Title: Taken for Dead
Author: Graham Masterton
Published by: Head of Zeus
Publication date: Feb 1st, 2014
Source: Bury Library
Katie Maguire is one of Ireland’s best detectives.
So why can’t she catch these killers?
In a secluded cove just outside the reaches of the city of Cork, a woman wakes up into a nightmare. She is buried in the sand, unable to escape. The gulls wheel silently overhead. Nobody could imagine the cruelty of her fate…
Katie Maguire of the Cork Garda is soon on the trail of a terrifying gang of torturers calling themselves the High Kings of Erin. She’ll do anything to stop them before they can claim their next victim – but somehow they are always one step ahead.
Is Detective Katie Maguire losing her touch? Or is somebody close to her less trustworthy than they seem?
As we all know, I’ve stated many times now, I am a fan of Mastertons books. I always feel a little rush of excitement when I managed to find one of his books that I’ve not read before. I admit, I am usually in with him for the horror aspect of his writing, but I am slowly beginning to think that he is really starting to shine when it comes to his thriller series. What I have found with his horror novels is that they’re becoming somewhat predictable – maybe more on account of the fact that I have read so many of them than anything else – this is certainly not the case when it comes to his Katie Maguire series!

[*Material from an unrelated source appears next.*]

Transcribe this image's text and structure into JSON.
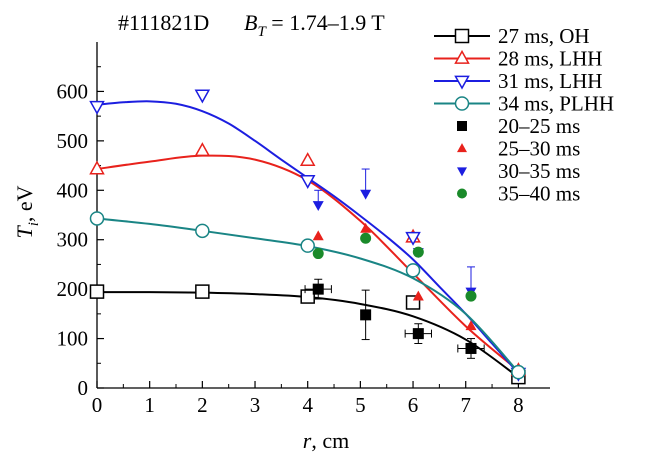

Taken for Dead is the 4th book in the Katie Maguire series which sets the scene in typically gory fashion. A wedding is in full swing when the bride and groom go to cut the cake only to find they struggle to cut through the decapitated head that has been baked within! It’s a scene that certainly sticks in the readers mind and doesn’t let go easily – such is the mastery of Mastertons writing. Needless to say, his thriller series, much like his horror, aren’t for the faint hearted.
The theme of this story follows The High Kings of Erin extorting money via the kidnapping of near bankrupt businessmen, which in itself seems like an odd concept, but trust me it’s one of the key things that keeps the reader guessing throughout the story – it’s a plot hook that I’ve not come across before and kept me turning the pages.
Naturally one aspect of where the novel shines in it’s rather wonderfully graphic descriptions of various horrible acts; I think Mastertons experience as a horror writer lends itself well to this genre. A particular talent of Mastertons is that he can write a gruesome scene without having to make the words too flowery and overly complicated! It makes it easier for the scene to be injected straight into the mind without confusing the reader with too many big words – but I might have said I enjoy this aspect to his writing before in previous reviews of his novels.
The tale itself is rather intriguing and keeps the reader guessing. The ending, yes the story does have its conclusion, but it’s open ended enough to leave the reader wanting to know the outcome that will result in further novels in the series. Another enjoyable aspect of the book is the fact that there are links back to previous offerings in the series which add a sense of realism to the lengthy nature of detective work.
It’s not quite all good however, there are a few irritating points to the writing, like the constant use of everyones title every time they are mentioned. It just gets a little irksome after a few chapters.
And I do still have a question, even after finishing the novel. Who baked the cake?
Overall, it’s a damned fine read and it kept me turning the pages. I recommend the series for anyone who enjoys a good thriller and doesn’t shy away from those gory details!